Makon's first impression of the lands to the south were that they were different to anything he had experienced before. The plains of his home and the rolling, gentle landscape of Hume were both covered in grass, a pale green and coarse on the plains, richer and gentler in the east, but the ground made the same sound under his horse's hooves. The hard arid land of the south, however, made all sounds sharper, like stone hitting stone or bone on bone; there was not enough soil to protect the world from itself. Too, while Makon was used to the heat of summer back on the Oceans of Grass, here the light bounced off the ground so it surrounded you. The column moved through a shimmering heat haze even though it was now well into autumn, and horse and rider suffered.

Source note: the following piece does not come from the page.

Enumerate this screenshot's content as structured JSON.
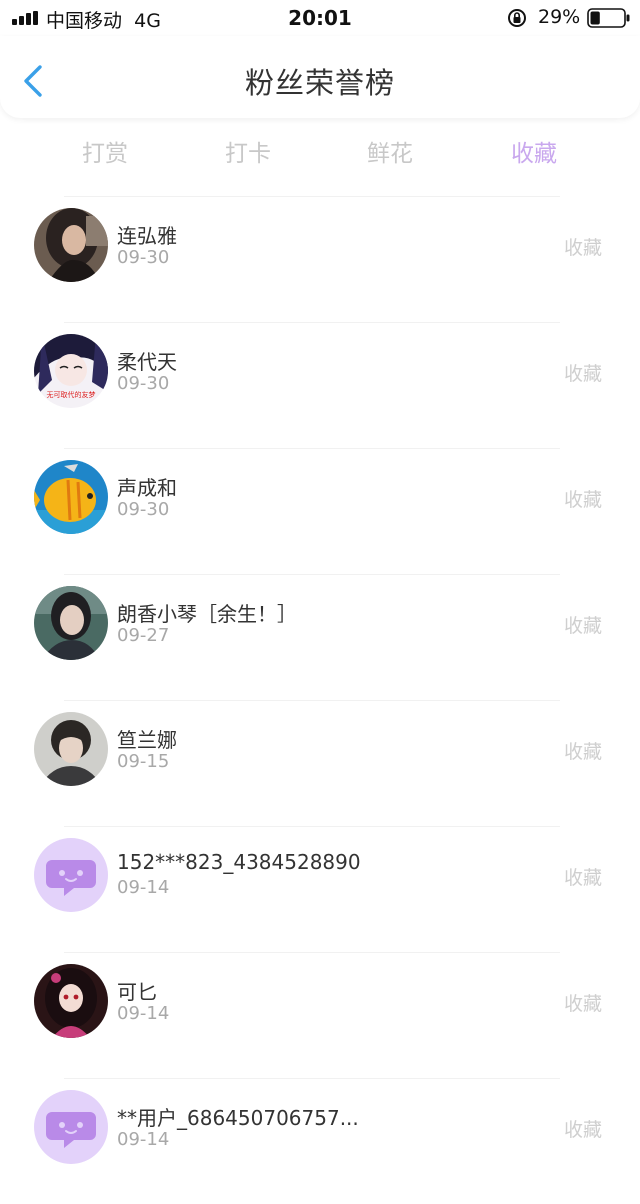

Then, on the third day of their ride south, when either the heat was less or he was simply growing accustomed to it, he realised he was starting to feel at home. This was so unexpected it took him a time to figure out it was because of the horizon. Just like on the Oceans of Grass the sky and land met at the most distant point, and all around was nothing but air. In Hume Makon had found it difficult not to feel penned in by the geography; the east was a world of small landscapes, different stories, but the west, whether north on the plains or south in the desert, was the same story.